The sun shines
down sending brilliant rays of light through my glass of iced coffee. The light
makes the bits of raw sugar floating in the glass shine like diamonds in the
sun. The sugar sinks to the bottom of my glass, it is raw, hard, and does not
dissolve. It forms a little molasses colored pool along the bottom. The coffee
is lightened by added milk, changing the color from almost black to a caramel brown.
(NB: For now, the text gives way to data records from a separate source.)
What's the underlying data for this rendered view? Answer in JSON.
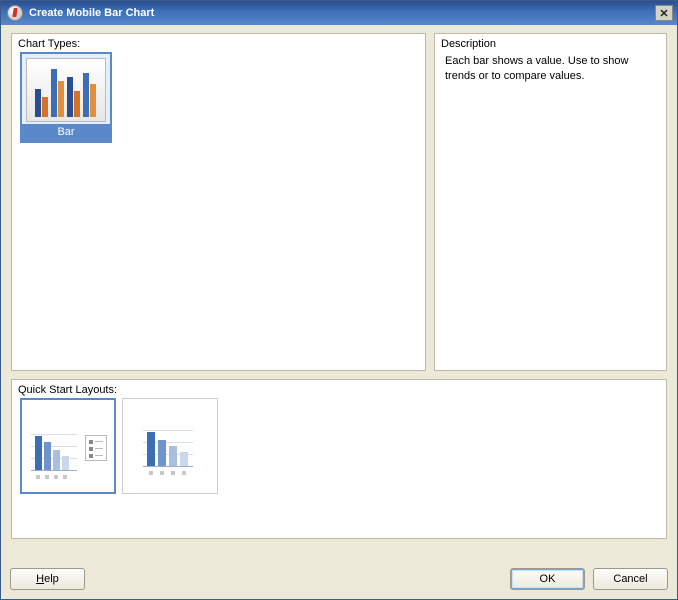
{
  "window": {
    "title": "Create Mobile Bar Chart"
  },
  "chartTypes": {
    "label": "Chart Types:",
    "items": [
      {
        "label": "Bar",
        "selected": true
      }
    ]
  },
  "description": {
    "label": "Description",
    "text": "Each bar shows a value. Use to show trends or to compare values."
  },
  "quickStart": {
    "label": "Quick Start Layouts:"
  },
  "buttons": {
    "help": "Help",
    "ok": "OK",
    "cancel": "Cancel"
  }
}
The cup is cold to the touch, beads of condensation drip down the side in
little rivers. The ice clacks as I tip the cup to drink. Milk bubbles create
white foam on the surface of the caramel liquid; the sugar is slightly crunchy
and sweet.
I set the
coffee cup down onto the faded black wooden table in front of me. There are a
couple moisture rings marring the table top. My knee brushes the side of the
table as I turn on the couch towards the sound of coffee beans being freshly
ground. The smell of coffee fills the air in the shop like a bittersweet cloud
drifting across the sky. Bob Marley pounds out of the speakers along the wall. The
barista is a friendly, pretty woman with blonde hair, and an anarchy symbol
tattoo on her upper arm. I’ve been to the shop enough to know that her name is
Connie. She smiles at the only customer, a snooty looking older woman that
seems to not like anarchy symbol tattoos or the people that would have them.
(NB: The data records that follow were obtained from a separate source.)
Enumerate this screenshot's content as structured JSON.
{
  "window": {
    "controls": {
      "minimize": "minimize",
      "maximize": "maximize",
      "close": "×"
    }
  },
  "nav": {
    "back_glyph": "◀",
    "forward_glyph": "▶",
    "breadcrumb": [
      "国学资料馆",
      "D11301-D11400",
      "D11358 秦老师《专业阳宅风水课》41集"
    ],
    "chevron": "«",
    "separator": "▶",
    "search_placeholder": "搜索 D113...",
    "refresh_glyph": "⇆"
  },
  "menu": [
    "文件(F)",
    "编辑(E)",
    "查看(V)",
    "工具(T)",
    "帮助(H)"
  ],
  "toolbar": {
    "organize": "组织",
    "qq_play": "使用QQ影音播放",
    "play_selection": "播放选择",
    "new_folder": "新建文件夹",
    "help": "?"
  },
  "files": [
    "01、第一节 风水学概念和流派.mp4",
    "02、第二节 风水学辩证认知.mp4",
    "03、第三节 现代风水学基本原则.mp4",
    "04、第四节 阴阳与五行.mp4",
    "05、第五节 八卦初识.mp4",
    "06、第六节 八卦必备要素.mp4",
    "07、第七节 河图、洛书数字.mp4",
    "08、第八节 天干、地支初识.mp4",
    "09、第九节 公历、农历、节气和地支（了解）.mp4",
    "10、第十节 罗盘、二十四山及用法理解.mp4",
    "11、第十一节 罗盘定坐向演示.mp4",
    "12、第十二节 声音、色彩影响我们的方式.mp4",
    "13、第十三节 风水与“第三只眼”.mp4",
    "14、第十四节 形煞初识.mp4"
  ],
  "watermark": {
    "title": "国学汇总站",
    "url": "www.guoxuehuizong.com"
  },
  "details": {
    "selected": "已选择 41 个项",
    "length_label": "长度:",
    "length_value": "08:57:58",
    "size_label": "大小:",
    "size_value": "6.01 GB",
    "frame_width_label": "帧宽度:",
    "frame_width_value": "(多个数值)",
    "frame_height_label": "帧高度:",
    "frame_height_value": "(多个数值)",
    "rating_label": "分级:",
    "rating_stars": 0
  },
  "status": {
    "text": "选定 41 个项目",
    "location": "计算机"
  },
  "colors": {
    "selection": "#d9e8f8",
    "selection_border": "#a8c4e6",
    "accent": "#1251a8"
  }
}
There are various baked goods on the counter, cookies that look like they taste
fantastic and have a fantastic amount of calories to go with them, and cake
slices with various frostings on top adorn the counter. A clear plastic rectangular
tip-box with the word COFFEE NOW and several exclamation points sits on one of
the packs of cookies, squishing them. It contains mostly crisp dollar bills and
for some reason a piece of notebook paper with Mark and half of something that
could be a phone number on it. There are various flavors of syrups used in coffee
along the back wall. Each flavor is in a clear glass bottle topped with a white
plastic pump. Facing the cash register is a counter with an assortment of cold
drinks in electric mixing containers. Their contents swirl slowly, colored
mostly egg white or chocolate brown. A big orange and black menu board hangs over
the ordering area; it lists all the various drinks served. Hot drinks, cold
drinks, and frozen drinks, mostly coffee, that are colored to go with whatever
the current holiday season is. A pre-prepared food cooler is under the sign
with croissant sandwiches of ham and turkey with tomatoes and wilted looking
lettuce. They look like oversized hockey
pucks that are soaked in water then packed in plastic bags with plain black and
white labels. A reach-in refrigerated box is in front of the cooler, it holds
cold-canned fruit drinks with pictures of laughing adults and kids, clear cold
water bottles with bright, attractive labels that shout the words vitamins and
electrolytes at anyone that reads them. The corner furthest from the order area
has a bulletin board attached to the wall with flyers announcing various events
in the community pinned to it. There are double doors a few big steps away from
the board. The large white and black lettered logo “Beans and Brews” has been
etched into the top of the double-swinging glass doors. A few teenage kids with
backpacks walk through the doors as if tired from a hard day at school and want
a little caffeine to perk them up.
Most of the
teens look at the menu, then walk to the counter and give the barista their
order. Some of the kids laugh as they talk, some are on cell phones. Connie
seems to like the teens, as she does most people. Almost every hour of the day,
people with books or laptops sit around tables or couches that are placed
against the big picture windows. Some people, order in hand, stop at the
sweetener kiosk to add various packets of sugar. One uses raw sugar like the
kind that sinks to the bottom of my cup. The kiosk also has ice water and cream.
I notice sweetener has been spilled onto the top of the kiosk like snow spreading
across the road in winter. I walk to the kiosk, take a napkin from the top of
the pile. I brush the drift of sweetener into the nearby garbage can, then toss
the napkin in. I walk out of the door into the hot summer heat and drive away.